1 APRIL 2018, by FRED KOCKOTT. South Africa needs to up its game in the world of innovation and entrepreneurship, says University of KwaZulu-Natal deputy vice chancellor: research, Professor Deresh Ramjugernath.
Biotechnicians Benjamin Chimukangara and Zandile Sibisi at work in a Krisp laboratory at UKZN developing new genetic tests.
He will be the keynote speaker at this week's Spark Innovation breakfast meeting at the Nelson R Mandela School of Medicine.
In South Africa, he says, when people talk of entrepreneurs, they are often thinking too small-scale - survival entrepreneurial activity.
'If we really want to see the significant economic growth and job creation that we are seeing in developing countries, we must have real innovation in medium and hi-tech entrepreneurship,' he said.

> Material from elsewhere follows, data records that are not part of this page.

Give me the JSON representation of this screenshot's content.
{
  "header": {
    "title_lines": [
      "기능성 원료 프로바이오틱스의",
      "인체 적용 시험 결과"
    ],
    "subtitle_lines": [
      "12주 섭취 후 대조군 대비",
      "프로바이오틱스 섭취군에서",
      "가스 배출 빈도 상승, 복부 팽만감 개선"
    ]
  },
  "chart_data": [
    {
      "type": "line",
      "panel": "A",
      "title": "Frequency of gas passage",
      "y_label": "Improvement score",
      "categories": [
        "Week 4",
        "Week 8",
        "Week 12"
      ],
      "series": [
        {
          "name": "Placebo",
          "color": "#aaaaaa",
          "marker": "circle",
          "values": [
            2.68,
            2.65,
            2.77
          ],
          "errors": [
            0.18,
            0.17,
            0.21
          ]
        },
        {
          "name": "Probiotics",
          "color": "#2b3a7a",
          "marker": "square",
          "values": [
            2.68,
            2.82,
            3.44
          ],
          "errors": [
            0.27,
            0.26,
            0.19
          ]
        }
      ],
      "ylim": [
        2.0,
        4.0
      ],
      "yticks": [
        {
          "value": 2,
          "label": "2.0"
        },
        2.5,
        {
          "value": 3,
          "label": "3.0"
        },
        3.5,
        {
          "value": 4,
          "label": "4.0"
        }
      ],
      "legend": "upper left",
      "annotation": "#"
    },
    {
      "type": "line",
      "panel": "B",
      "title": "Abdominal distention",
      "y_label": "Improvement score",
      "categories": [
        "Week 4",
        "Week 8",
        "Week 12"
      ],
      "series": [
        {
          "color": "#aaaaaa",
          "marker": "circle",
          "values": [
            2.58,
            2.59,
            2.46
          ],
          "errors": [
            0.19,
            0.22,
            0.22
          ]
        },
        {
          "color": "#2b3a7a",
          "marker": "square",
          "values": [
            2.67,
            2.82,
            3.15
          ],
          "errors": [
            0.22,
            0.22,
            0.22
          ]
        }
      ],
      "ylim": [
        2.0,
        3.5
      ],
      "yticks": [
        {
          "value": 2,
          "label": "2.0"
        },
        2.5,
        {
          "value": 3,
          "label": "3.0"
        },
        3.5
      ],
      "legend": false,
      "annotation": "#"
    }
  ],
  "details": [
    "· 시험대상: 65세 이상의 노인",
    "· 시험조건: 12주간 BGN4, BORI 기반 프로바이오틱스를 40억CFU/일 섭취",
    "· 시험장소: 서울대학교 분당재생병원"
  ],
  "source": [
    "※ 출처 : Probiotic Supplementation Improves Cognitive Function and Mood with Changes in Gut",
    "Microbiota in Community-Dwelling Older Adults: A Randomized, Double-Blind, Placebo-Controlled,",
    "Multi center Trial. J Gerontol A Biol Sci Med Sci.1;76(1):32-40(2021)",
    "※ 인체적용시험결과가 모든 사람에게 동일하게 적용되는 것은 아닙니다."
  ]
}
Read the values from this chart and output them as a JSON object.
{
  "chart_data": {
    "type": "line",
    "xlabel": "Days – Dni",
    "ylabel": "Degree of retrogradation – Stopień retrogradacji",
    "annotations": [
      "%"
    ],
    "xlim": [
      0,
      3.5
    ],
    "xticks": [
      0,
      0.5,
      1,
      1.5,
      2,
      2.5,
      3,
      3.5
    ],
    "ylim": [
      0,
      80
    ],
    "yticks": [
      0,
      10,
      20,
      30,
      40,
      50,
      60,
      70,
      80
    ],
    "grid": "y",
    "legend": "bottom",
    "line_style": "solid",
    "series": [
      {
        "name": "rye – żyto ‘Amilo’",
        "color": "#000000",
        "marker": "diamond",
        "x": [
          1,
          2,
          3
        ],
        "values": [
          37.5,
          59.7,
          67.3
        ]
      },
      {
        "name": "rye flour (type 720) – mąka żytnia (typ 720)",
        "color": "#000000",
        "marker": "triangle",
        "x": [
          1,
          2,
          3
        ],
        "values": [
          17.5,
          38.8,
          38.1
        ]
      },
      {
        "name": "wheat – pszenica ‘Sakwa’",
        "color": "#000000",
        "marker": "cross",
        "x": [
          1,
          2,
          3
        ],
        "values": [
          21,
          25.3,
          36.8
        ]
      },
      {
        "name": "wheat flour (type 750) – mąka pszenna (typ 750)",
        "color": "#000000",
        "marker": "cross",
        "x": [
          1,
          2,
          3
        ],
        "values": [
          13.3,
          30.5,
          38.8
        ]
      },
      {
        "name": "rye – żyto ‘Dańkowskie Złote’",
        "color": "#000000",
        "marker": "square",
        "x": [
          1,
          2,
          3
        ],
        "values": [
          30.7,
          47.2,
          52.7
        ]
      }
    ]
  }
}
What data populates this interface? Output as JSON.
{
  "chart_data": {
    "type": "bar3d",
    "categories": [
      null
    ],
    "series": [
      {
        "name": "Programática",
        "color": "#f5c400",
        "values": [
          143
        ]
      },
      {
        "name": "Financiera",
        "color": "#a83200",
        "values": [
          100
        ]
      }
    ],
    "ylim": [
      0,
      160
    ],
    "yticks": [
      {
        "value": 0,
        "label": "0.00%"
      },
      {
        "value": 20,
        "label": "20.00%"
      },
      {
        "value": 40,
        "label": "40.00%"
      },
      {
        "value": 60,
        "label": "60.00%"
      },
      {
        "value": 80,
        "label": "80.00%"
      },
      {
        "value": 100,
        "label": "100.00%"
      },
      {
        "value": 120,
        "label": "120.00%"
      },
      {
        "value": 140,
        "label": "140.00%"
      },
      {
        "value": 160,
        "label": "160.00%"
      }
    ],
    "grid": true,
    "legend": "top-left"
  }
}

'In the US, they have done it extremely well, leading to a number of tech start-ups. 'We are trying to develop the same kind of mindset and culture here,' said Ramjugernath. 'That is what our Spark events are all about.'
He said that while South Africa was performing well in the biotechnology sphere, the country lacked real hi-tech companies like Apple, Google and Amazon.
He said it was important for all stakeholders in the public and private sectors and academia to embrace innovation and entrepreneurship as a means of socio-economic upliftment.
He said the future of jobs and associated skills development in Africa rested on technological advances being made through what is now widely known as the Fourth Industrial Revolution.
Last year, a study by the World Economic Forum (WEF) showed that 39% of core skills, required across industries in South Africa, would be completely different by 2020.
While the WEF predicted large job losses to hit white-collar sectors worldwide, mostly among people in administrative roles, professions in IT, mathematics, architecture and engineering are expected to gain around 2million jobs.
The third Durban Spark Innovation breakfast meeting is being held on Wednesday, April 4 from 7.30am-8.30am in K2, K-Rith Tower Building, Nelson R Mandela School of Medicine campus, UKZN, 719 Umbilo Road.